To separate our services and the data our service operates on we use separate GitHub repositories as storage. This article will demonstrate how we make sure that our operational services always have the latest data available.
Our usecase
Image the following scenario: You have a service that is responsible for rendering templates. Let’s assume these templates are written in Markdown and rendered by the service into HTML.
The service is responsible for replacing variables with their respective values and converting Markdown into HTML.
The templates themselves will change a lot more frequently than the service itself. Additionally, we want non-developers to be able to edit the template content without risking to accidentally change code.
Making it work locally
One way to achieve this is to separate these responsibilities into two distinct projects which are represented by two distinct git repositories.
Let’s call the service repository templater-service
and the template repository templater-templates
.
For the sake of this article it’s completely irrelevant in what the templater-service
does internally or in which langue the service is written.
We simply assume it’s packaged as a Docker container.
The templater-templates
repository has a very simple structure:
+ templater-templates
+ folder1
+ foo.md
+ folder2
+ folder2b
+ bar.md
When requesting our templater-service
to render the template folder1/foo.md
, it looks up the corresponding file from a directory that has been configured as root directory for all templates.

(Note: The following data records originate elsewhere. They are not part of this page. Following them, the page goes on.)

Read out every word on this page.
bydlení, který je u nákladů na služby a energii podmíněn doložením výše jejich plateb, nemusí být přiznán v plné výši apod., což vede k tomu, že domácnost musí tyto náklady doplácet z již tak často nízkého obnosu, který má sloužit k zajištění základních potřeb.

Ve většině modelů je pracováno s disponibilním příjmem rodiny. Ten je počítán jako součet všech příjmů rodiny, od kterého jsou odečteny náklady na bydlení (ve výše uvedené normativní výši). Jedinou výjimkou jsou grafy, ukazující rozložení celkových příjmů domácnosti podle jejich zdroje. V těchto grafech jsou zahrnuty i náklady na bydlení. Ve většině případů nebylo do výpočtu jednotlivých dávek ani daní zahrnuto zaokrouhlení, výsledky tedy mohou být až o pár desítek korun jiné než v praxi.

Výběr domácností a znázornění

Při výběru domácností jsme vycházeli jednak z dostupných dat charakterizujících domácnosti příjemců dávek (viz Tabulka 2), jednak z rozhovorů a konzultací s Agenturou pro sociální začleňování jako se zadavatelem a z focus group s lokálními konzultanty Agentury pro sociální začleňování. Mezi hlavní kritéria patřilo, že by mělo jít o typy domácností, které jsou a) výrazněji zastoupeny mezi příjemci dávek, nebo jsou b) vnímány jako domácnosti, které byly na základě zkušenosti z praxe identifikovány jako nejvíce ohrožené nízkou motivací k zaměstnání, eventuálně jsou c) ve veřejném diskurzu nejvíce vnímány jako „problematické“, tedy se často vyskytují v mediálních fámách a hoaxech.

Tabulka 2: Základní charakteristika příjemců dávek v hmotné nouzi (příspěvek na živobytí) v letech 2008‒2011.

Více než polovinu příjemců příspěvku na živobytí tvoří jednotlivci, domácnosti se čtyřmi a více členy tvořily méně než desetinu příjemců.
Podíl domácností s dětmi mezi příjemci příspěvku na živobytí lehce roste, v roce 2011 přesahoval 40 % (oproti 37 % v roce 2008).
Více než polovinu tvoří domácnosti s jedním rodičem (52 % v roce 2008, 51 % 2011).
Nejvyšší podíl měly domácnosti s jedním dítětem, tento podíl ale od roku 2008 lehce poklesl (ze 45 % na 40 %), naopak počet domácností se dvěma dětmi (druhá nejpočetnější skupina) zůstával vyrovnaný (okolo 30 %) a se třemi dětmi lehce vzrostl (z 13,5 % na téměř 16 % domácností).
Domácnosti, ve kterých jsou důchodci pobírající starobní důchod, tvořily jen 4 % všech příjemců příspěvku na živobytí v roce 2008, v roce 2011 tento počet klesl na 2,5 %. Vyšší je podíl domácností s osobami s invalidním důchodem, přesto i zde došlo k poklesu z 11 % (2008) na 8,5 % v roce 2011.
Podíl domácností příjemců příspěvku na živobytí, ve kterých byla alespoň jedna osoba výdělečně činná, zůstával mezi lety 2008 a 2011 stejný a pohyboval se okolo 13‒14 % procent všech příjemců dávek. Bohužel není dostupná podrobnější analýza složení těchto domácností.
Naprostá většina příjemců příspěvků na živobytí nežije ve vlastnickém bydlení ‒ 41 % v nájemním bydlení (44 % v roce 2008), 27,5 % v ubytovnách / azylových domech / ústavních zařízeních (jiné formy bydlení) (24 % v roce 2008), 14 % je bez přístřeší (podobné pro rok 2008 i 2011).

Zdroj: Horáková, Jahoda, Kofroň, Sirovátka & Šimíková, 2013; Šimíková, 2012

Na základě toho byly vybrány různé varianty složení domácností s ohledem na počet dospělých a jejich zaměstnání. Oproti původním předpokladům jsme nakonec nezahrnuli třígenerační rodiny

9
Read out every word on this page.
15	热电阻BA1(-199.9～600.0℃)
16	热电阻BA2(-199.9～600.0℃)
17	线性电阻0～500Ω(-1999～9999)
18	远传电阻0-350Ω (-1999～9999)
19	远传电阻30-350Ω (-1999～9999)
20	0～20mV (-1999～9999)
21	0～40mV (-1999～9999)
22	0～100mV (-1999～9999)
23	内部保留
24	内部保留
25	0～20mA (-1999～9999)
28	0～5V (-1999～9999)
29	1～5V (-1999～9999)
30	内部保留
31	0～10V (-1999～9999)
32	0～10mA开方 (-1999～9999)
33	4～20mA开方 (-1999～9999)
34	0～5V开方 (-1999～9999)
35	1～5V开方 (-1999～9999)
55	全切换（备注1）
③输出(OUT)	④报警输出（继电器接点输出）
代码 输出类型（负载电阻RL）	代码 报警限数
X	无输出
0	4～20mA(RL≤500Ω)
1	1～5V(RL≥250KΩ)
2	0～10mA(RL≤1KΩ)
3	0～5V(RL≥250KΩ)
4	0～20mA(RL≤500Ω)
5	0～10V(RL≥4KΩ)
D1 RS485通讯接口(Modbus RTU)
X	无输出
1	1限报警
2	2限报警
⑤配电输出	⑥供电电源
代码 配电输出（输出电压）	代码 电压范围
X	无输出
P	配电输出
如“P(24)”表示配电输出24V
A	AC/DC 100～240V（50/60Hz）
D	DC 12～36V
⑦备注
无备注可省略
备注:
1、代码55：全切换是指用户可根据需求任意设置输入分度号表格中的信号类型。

This root directory is read by the templater-service
from an environment variable (let’s call that variable TEMPLATE_ROOT
)
It will then evaluate the content read from that file and ultimately generate the HTMl output.
When testing this locally, we can achieve this with a Docker command like this:
$ docker run -it \
-e TEMPLATER_ROOT="/templates" \
-v "/Users/christian/Development/projects/templater-templates:/templates" \
betterdoc/templater-service bash
With the docker
command line configuration we
- Set the environment variable
TEMPLATER_ROOT
to/templates
. This becomes the directory which thetemplater-service
will use as root for looking up the templates. - Mount the directory
/Users/christian/Development/projects/templater-templates
from the local machine and make it available within the container at/templates
.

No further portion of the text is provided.